The Bulgarian government will provide funds to buy voting machines so that there is one at each polling station at the next elections, Prime Minister Boiko Borissov told a Cabinet meeting on February 12.
He added, however, that he was not convinced that this would solve anything.
In 2019, Bulgaria’s Parliament amended the Electoral Code to require the use of 3000 voting machines in last year’s presidential elections, 6000 in the municipal elections, and in National Assembly elections. Ahead of the autumn 2019 municipal elections, the law was amended again, to remove the requirement for the use of machines in that vote.
That followed a Central Electoral Commission (CEC) analysis after the European Parliament elections that the deployment of voting machines – the first time they had been used on a large scale in Bulgaria – had created a number of difficulties.

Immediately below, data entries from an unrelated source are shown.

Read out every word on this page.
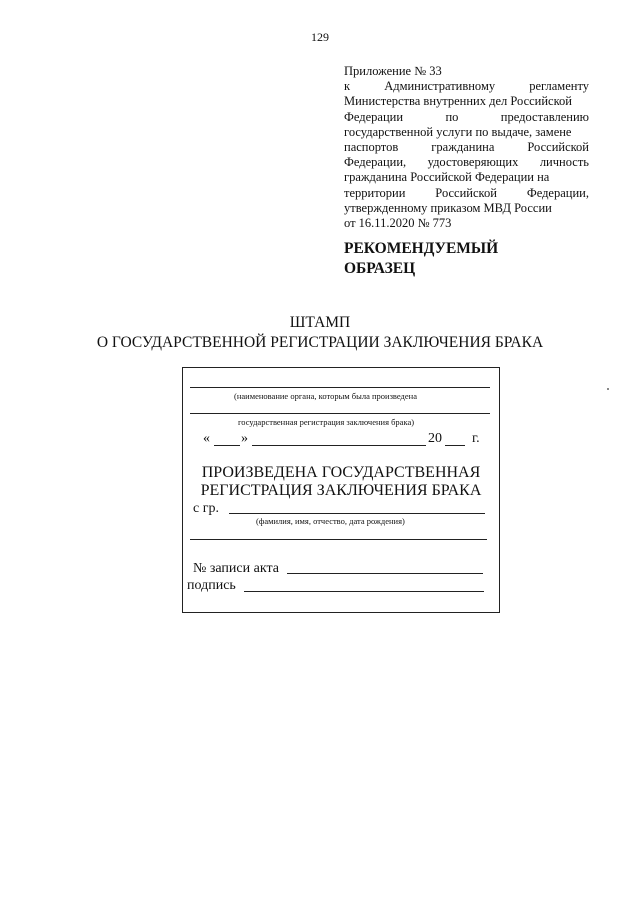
129
Приложение № 33
к	Административному	регламенту
Министерства внутренних дел Российской
Федерации	по	предоставлению
государственной услуги по выдаче, замене
паспортов	гражданина	Российской
Федерации, удостоверяющих личность
гражданина Российской Федерации на
территории Российской Федерации,
утвержденному приказом МВД России
от 16.11.2020 № 773
РЕКОМЕНДУЕМЫЙ
ОБРАЗЕЦ
ШТАМП
О ГОСУДАРСТВЕННОЙ РЕГИСТРАЦИИ ЗАКЛЮЧЕНИЯ БРАКА
(наименование органа, которым была произведена
государственная регистрация заключения брака)
« »	20 г.
ПРОИЗВЕДЕНА ГОСУДАРСТВЕННАЯ
РЕГИСТРАЦИЯ ЗАКЛЮЧЕНИЯ БРАКА
с гр.
(фамилия, имя, отчество, дата рождения)
№ записи акта
подпись
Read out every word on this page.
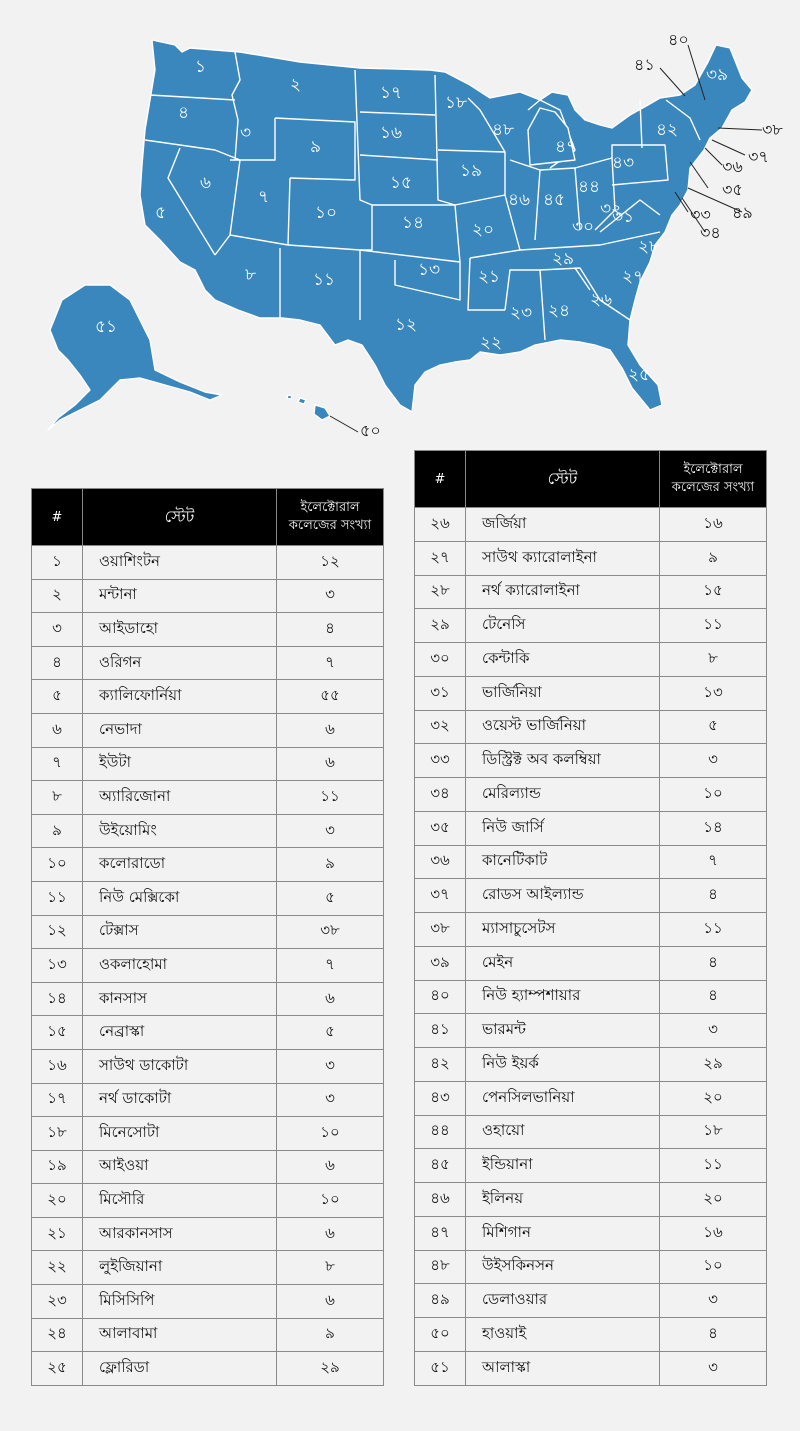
১
২
৩
৪
৫
৬
৭
৮
৯
১০
১১
১২
১৩
১৪
১৫
১৬
১৭	১৮
১৯
২০
২১
২২
২৩ ২৪
২৫
২৬
২৭
২৮
২৯
৩০ ৩১
৩২
৪২
৪৩
৪৪
৪৫
৪৬
৪৭
৪৮
৩৯
৫১
৪০
৪১
৩৮
৩৭
৩৬
৩৫
৩৩ ৪৯
৩৪
৫০
#	স্টেট	ইলেক্টোরাল
কলেজের সংখ্যা
১	ওয়াশিংটন	১২
২	মন্টানা	৩
৩	আইডাহো	৪
৪	ওরিগন	৭
৫	ক্যালিফোর্নিয়া	৫৫
৬	নেভাদা	৬
৭	ইউটা	৬
৮	অ্যারিজোনা	১১
৯	উইয়োমিং	৩
১০	কলোরাডো	৯
১১	নিউ মেক্সিকো	৫
১২	টেক্সাস	৩৮
১৩	ওকলাহোমা	৭
১৪	কানসাস	৬
১৫	নেব্রাস্কা	৫
১৬	সাউথ ডাকোটা	৩
১৭	নর্থ ডাকোটা	৩
১৮	মিনেসোটা	১০
১৯	আইওয়া	৬
২০	মিসৌরি	১০
২১	আরকানসাস	৬
২২	লুইজিয়ানা	৮
২৩	মিসিসিপি	৬
২৪	আলাবামা	৯
২৫	ফ্লোরিডা	২৯
#	স্টেট	ইলেক্টোরাল
কলেজের সংখ্যা
২৬	জর্জিয়া	১৬
২৭	সাউথ ক্যারোলাইনা	৯
২৮	নর্থ ক্যারোলাইনা	১৫
২৯	টেনেসি	১১
৩০	কেন্টাকি	৮
৩১	ভার্জিনিয়া	১৩
৩২	ওয়েস্ট ভার্জিনিয়া	৫
৩৩	ডিস্ট্রিক্ট অব কলম্বিয়া	৩
৩৪	মেরিল্যান্ড	১০
৩৫	নিউ জার্সি	১৪
৩৬	কানেটিকাট	৭
৩৭	রোডস আইল্যান্ড	৪
৩৮	ম্যাসাচুসেটস	১১
৩৯	মেইন	৪
৪০	নিউ হ্যাম্পশায়ার	৪
৪১	ভারমন্ট	৩
৪২	নিউ ইয়র্ক	২৯
৪৩	পেনসিলভানিয়া	২০
৪৪	ওহায়ো	১৮
৪৫	ইন্ডিয়ানা	১১
৪৬	ইলিনয়	২০
৪৭	মিশিগান	১৬
৪৮	উইসকিনসন	১০
৪৯	ডেলাওয়ার	৩
৫০	হাওয়াই	৪
৫১	আলাস্কা	৩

Bulgaria is scheduled to vote in 2021 in National Assembly elections in the first half of the year and in presidential elections in the autumn.

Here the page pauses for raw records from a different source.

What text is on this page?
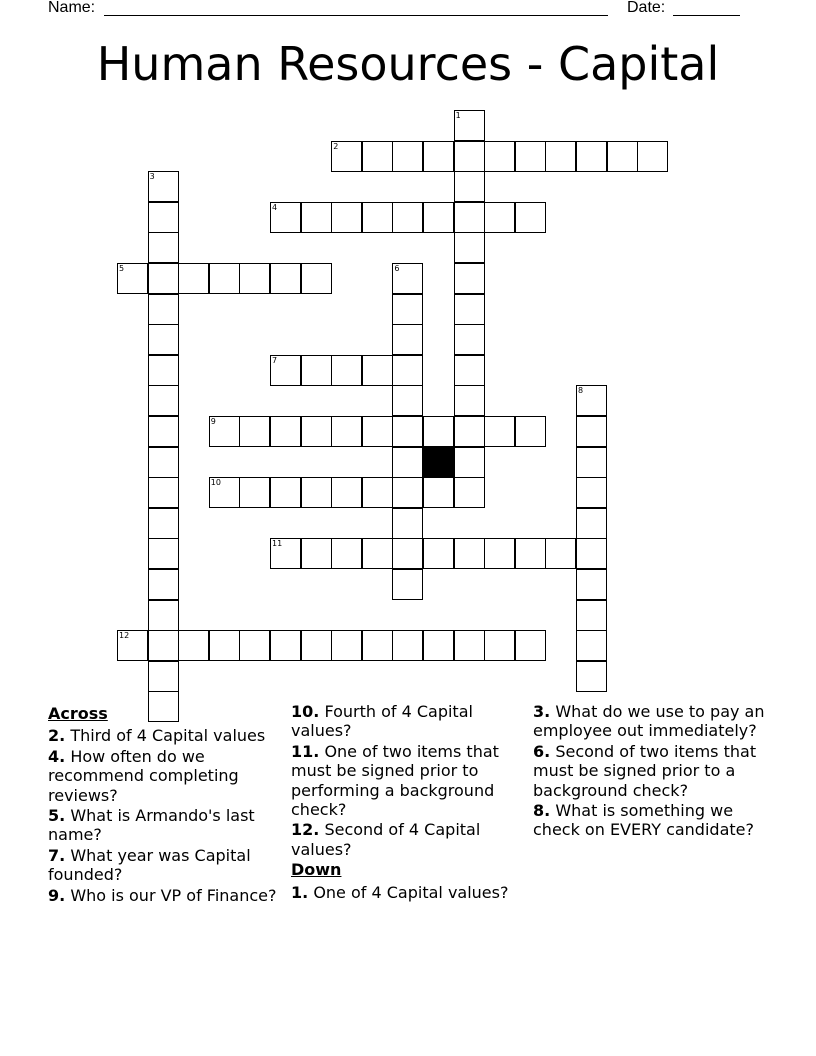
Name:	Date:
Human Resources - Capital
1
2
3
4
5	6
7
8
9
10
11
12
Across
2. Third of 4 Capital values
4. How often do we recommend completing reviews?
5. What is Armando's last name?
7. What year was Capital founded?
9. Who is our VP of Finance?
10. Fourth of 4 Capital values?
11. One of two items that must be signed prior to performing a background check?
12. Second of 4 Capital values?
Down
1. One of 4 Capital values?
3. What do we use to pay an employee out immediately?
6. Second of two items that must be signed prior to a background check?
8. What is something we check on EVERY candidate?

Borissov said that it would be up to Parliament to decide whether to have both machine voting and voting by paper ballot.

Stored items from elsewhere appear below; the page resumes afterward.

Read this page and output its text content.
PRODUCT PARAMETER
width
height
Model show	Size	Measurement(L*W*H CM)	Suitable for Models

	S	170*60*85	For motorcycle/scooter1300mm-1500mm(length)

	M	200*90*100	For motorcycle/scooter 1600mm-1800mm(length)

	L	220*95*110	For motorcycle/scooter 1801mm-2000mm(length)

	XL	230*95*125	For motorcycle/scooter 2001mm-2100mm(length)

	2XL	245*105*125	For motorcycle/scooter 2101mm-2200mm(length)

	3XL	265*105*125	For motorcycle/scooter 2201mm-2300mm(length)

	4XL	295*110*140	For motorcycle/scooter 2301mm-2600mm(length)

Deputy Prime Minister Tomislav Donchev, who is administratively in charge of elections on behalf of the executive, said that to him it was nonsense to maintain two parallel voting systems “which makes the elections extremely expensive”.
Donchev said that there would have to be at least 15 000 voting machines, to make provision for spares.
He said that the machines should be manufactured, “as a last resort, bought, but in no case rented”.
(Voting machine used in May 2019 European Parliament elections in Bulgaria. Screengrab from Bulgarian National Television.)